20.3.4 Usage Agreements
Investigators are encouraged to obtain a written usage agreement from recipient investigators that states the following: “Recipient acknowledges that the conditions for use of this research material are governed by the IRB overseeing the repository in accordance with HHS regulations at 45 CFR 46. Recipient agrees to comply fully with all such conditions and to report promptly to the repository any proposed changes in the research project and any unanticipated problems involving risks to donor-subjects or others. Recipient remains subject to applicable State or local laws or regulations and institutional policies that provide additional protections for human subjects.”
20.3.5 Certificate of Confidentiality
It is highly recommended that, for federally funded projects, a Certificate of Confidentiality is obtained to protect the confidentiality of repository specimens and data.
20.4 Repository Requirements
- The research material may be only utilized in accordance with the conditions stipulated by the IRB overseeing the repository. Any additional use of this material requires prior review and approval by the IRB overseeing the repository, and where appropriate, by an IRB at the recipient site.
- Recipient investigators may never be given information that would allow identification/re-identification of specimens of data to a specific donor.

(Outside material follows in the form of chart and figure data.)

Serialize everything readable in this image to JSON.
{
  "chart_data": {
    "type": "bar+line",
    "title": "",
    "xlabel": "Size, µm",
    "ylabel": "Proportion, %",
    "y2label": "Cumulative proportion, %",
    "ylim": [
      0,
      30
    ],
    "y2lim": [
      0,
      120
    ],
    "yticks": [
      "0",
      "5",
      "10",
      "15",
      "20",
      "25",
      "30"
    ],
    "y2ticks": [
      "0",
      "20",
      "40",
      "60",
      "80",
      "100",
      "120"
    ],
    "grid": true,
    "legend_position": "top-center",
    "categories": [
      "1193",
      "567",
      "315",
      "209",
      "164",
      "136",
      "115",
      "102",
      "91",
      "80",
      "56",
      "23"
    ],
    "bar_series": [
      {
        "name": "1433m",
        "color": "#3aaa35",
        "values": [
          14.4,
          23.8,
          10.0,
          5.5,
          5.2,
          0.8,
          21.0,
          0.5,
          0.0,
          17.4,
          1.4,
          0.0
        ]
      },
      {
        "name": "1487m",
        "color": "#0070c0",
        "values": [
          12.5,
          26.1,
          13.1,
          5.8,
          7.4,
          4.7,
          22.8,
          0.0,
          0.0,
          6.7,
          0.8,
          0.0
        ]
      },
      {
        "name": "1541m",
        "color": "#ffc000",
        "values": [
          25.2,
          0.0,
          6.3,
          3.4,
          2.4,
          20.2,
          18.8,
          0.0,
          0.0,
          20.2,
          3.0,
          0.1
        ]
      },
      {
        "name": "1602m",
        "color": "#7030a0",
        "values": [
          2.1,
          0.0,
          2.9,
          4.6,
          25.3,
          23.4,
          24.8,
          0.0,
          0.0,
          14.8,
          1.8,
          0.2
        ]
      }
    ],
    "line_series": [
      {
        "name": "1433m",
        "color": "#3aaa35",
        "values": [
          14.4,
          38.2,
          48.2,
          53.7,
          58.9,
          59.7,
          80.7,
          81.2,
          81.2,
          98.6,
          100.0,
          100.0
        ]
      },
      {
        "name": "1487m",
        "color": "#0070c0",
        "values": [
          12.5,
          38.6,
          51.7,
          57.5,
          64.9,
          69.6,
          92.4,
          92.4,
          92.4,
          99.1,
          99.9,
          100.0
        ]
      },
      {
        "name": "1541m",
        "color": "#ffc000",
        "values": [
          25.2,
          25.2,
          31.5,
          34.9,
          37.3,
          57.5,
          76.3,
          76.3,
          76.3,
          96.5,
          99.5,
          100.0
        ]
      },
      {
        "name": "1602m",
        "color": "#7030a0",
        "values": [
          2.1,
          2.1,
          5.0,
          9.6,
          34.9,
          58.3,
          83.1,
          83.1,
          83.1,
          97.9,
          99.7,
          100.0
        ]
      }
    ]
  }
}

- A covered entity’s use or disclosure of PHI to create a research database or repository, and the use or disclosure of the PHI from the database or repository for a future research purpose are each considered as a separate research activity under the Health Insurance Portability and Accountability Act (HIPAA) Privacy Rule. In general, the Privacy Rule requires authorization for each activity unless an IRB waives or alters the authorization requirement. A single authorization can cover uses and disclosures for multiple activities of a specific research study, including the collection and storage of data and or tissue specimens. However, a compound authorization is not allowed where the provision of research-related treatment, payment, or eligibility for benefits is conditioned on only one of the authorizations and not the other. For example, if an investigator conducts a clinical trial that also involves collection of tissues and data (PHI) for storage in a central repository for future research use, the actual future research use would require the investigator to obtain a separate authorization for use and disclosure of PHI or a waiver of the requirement for IRB authorization.